NASA's James Hansen Slams Obama for Failure to Lead on Climate
President Obama can't catch a break: Just when he gets right with the gays, the greens come after him. In today's New York Times NASA's leading climate scientist James Hansen takes the president to task for not doing jack on climate change. "President Obama speaks of a 'planet in peril,'" Hansen fumes, "but he does not provide the leadership needed to change the world’s course."
Hansen says he was "troubled" by a comment the president made during a recent interview with Rolling Stone. Obama, when asked whether he agreed with Hansen that if the U.S. approves the Keystone Pipeline and burns dirty Canadian tar sands, it's "game over" for the climate, said – no, adding that Canada would exploit its reserves "regardless of what we do." He went on:
"The reason that Keystone got so much attention is not because that particular pipeline is a make-or-break issue for climate change, but because those who have looked at the science of climate change are scared and concerned about a general lack of sufficient movement to deal with the problem."
Actually, no, says Hansen; this is a make-or-break issue for climate change.
"Canada’s tar sands, deposits of sand saturated with bitumen, contain twice the amount of carbon dioxide emitted by global oil use in our entire history.
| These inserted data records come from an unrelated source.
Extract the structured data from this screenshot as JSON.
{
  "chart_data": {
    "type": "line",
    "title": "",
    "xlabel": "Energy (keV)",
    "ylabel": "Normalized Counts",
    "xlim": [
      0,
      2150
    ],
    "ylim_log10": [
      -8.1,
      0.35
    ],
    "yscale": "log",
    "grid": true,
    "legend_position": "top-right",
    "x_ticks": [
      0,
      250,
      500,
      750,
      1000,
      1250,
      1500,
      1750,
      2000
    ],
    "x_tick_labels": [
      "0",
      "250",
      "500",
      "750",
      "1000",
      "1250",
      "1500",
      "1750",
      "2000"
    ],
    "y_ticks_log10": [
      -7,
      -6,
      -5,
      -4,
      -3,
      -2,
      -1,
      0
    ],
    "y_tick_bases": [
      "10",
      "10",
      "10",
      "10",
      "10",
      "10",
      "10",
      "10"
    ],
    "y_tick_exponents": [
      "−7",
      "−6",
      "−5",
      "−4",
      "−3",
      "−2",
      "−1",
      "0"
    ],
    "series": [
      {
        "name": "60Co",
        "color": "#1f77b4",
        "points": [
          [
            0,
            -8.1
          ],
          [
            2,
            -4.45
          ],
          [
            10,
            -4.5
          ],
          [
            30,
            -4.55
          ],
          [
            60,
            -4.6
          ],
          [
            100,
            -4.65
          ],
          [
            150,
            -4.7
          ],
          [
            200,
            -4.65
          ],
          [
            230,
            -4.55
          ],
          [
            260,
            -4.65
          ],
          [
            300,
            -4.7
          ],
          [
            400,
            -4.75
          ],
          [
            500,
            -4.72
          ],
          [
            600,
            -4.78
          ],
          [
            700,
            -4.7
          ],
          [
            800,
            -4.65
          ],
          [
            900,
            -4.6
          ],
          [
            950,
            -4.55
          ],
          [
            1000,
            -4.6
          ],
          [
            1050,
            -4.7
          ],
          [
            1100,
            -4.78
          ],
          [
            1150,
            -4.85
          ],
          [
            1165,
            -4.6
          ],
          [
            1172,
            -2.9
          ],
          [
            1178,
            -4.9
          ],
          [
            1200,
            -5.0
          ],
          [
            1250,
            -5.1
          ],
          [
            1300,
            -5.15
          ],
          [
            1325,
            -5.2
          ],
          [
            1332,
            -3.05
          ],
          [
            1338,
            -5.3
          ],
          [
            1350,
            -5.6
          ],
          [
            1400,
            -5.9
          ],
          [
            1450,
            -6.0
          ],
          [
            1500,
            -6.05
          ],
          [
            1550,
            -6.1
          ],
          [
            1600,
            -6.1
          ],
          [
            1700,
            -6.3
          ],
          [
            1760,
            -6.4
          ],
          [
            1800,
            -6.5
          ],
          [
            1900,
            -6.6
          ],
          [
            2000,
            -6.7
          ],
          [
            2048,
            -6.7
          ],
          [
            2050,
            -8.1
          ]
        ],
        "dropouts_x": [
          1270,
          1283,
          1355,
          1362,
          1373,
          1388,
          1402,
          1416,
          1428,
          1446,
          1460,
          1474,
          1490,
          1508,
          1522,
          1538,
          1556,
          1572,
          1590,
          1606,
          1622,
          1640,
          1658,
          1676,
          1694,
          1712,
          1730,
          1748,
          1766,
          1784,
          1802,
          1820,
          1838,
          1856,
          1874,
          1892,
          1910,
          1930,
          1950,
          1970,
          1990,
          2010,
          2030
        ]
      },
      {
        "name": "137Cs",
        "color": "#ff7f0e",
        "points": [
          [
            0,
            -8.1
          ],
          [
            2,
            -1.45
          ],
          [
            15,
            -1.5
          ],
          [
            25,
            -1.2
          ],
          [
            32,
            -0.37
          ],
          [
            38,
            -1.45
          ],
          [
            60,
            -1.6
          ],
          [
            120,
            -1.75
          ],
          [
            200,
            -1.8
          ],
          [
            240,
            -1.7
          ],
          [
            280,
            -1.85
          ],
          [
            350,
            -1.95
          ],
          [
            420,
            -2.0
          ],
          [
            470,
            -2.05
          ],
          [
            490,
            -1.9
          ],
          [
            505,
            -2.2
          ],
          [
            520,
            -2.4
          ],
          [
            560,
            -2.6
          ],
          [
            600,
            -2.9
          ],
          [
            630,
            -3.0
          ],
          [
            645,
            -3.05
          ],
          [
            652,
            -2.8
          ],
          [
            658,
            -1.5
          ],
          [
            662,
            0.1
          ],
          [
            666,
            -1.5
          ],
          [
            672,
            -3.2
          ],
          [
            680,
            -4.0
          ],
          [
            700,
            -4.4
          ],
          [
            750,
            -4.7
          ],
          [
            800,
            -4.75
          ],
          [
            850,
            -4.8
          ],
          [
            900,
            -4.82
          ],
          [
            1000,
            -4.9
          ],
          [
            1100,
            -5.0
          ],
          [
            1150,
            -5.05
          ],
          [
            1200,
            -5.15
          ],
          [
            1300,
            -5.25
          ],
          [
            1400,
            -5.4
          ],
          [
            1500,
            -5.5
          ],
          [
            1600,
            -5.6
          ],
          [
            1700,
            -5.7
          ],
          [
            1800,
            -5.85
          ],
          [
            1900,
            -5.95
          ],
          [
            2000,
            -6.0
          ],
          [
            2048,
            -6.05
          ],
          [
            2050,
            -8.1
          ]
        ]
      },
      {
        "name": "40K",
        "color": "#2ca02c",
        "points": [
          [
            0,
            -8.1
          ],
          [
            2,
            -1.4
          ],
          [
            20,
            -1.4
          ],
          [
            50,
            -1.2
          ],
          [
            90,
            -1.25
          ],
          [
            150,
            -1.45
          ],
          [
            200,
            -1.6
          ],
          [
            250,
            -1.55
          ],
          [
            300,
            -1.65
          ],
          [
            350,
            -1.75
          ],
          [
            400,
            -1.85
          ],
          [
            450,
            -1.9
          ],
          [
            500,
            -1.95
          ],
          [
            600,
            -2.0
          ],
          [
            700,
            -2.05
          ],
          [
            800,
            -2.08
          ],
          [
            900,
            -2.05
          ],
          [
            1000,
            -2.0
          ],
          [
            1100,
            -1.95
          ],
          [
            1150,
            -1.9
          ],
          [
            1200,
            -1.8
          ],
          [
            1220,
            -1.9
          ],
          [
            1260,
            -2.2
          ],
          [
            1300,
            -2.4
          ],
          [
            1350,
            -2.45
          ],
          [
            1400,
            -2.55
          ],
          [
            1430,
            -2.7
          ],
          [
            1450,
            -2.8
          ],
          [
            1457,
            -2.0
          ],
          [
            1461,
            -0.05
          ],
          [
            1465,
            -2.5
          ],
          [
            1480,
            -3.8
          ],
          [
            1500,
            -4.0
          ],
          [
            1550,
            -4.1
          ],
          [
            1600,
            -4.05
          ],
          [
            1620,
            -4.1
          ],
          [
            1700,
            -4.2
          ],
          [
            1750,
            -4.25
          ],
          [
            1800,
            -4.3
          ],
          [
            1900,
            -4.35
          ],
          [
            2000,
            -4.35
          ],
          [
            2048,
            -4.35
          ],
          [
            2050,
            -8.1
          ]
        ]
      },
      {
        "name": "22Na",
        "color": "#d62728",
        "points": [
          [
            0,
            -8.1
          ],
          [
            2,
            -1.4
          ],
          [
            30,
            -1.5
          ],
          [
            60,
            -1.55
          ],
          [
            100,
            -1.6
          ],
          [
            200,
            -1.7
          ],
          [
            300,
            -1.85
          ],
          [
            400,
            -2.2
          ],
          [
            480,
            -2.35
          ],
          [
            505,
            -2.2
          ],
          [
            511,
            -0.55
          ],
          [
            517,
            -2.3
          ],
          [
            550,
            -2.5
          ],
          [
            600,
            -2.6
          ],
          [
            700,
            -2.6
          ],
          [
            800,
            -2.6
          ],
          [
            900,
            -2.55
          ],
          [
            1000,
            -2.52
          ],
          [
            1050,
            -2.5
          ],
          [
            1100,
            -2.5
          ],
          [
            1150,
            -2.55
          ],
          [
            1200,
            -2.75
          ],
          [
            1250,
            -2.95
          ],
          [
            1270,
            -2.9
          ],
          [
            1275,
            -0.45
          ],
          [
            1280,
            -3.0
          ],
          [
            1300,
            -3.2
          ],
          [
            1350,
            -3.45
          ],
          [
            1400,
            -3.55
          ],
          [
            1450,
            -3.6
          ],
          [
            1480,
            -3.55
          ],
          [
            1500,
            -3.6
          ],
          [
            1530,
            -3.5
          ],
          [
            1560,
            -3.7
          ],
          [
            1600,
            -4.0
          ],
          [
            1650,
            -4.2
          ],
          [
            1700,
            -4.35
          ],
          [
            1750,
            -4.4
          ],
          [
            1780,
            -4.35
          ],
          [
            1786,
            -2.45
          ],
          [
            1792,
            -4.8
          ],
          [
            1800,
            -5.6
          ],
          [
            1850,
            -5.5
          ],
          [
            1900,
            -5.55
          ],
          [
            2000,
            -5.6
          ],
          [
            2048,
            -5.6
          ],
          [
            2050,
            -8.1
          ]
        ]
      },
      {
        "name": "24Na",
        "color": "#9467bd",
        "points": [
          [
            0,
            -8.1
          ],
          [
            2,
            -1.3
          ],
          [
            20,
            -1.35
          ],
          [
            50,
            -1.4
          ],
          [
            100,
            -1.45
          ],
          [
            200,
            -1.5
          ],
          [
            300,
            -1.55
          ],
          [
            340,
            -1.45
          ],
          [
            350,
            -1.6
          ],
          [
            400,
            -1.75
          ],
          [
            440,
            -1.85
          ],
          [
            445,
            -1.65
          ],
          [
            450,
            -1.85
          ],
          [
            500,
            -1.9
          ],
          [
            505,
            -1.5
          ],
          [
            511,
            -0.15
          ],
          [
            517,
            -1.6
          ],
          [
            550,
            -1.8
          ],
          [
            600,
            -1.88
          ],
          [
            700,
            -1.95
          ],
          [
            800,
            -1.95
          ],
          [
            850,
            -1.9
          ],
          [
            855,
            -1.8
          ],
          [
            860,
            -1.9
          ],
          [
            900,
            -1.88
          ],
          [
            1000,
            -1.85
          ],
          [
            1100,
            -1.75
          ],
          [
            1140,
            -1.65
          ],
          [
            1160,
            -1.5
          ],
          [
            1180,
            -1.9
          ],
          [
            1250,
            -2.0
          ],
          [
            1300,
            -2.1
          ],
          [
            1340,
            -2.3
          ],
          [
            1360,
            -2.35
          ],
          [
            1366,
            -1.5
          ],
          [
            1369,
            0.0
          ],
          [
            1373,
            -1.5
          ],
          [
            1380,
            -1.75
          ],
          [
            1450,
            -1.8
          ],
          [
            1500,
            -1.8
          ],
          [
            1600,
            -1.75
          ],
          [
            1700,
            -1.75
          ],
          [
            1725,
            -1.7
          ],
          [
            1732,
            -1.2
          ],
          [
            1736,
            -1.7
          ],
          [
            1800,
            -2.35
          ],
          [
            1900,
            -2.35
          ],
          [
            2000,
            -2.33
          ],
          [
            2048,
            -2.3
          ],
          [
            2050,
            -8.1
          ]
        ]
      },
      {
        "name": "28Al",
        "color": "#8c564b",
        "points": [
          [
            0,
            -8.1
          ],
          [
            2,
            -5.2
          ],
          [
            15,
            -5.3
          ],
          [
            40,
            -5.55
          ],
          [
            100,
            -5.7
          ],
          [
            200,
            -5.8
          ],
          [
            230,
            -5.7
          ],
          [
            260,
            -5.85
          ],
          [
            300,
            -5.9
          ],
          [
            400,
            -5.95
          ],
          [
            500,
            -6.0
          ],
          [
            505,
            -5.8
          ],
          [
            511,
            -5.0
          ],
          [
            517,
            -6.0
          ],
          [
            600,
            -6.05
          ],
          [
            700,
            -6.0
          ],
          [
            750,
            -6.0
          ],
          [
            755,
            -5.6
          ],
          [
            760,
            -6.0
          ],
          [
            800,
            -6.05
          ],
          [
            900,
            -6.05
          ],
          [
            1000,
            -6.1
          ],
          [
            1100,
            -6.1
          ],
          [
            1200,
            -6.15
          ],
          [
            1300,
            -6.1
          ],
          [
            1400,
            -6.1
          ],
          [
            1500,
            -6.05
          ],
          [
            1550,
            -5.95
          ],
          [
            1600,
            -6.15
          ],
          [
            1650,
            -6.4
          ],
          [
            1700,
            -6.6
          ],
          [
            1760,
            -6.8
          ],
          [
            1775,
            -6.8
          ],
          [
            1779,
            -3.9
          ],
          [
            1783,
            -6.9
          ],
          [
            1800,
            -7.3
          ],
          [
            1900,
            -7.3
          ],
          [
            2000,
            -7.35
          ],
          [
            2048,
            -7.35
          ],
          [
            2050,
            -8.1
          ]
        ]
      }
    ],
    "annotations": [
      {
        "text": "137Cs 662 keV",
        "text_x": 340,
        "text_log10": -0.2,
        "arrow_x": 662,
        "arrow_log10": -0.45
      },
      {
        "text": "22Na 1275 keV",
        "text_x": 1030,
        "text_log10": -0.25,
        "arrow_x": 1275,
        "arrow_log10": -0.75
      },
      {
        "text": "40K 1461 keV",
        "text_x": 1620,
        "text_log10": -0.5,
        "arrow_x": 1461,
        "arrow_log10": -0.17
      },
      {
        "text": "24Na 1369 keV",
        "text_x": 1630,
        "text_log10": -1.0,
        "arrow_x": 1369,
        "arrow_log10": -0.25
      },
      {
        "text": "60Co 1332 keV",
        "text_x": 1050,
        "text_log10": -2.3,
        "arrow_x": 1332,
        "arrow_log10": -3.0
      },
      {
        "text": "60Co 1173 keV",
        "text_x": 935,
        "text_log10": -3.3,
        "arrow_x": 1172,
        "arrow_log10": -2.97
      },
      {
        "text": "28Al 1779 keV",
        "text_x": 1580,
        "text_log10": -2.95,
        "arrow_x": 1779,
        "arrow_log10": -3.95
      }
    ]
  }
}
If we were to fully exploit this new oil source, and continue to burn our conventional oil, gas and coal supplies, concentrations of carbon dioxide in the atmosphere eventually would reach levels higher than in the Pliocene era, more than 2.5 million years ago, when sea level was at least 50 feet higher than it is now. That level of heat-trapping gases would assure that the disintegration of the ice sheets would accelerate out of control. Sea levels would rise and destroy coastal cities. Global temperatures would become intolerable. Twenty to 50 percent of the planet’s species would be driven to extinction. Civilization would be at risk."
So what would Hansen have Obama do? Not approve Keystone, obviously, but also "encourage economic incentives to leave tar sands and other dirty fuels in the ground." How? Stop subsidizing fossil fuels, and put a tax on carbon. He's right, of course, but Obama can't do that unilaterally; he needs support from congress, the same obstructionist congress that killed the far less radical cap-and-trade bill. So what's the alternative? Says Hansen, there isn't one: "The cost of acting goes far higher the longer we wait — we can’t wait any longer to avoid the worst and be judged immoral by coming generations."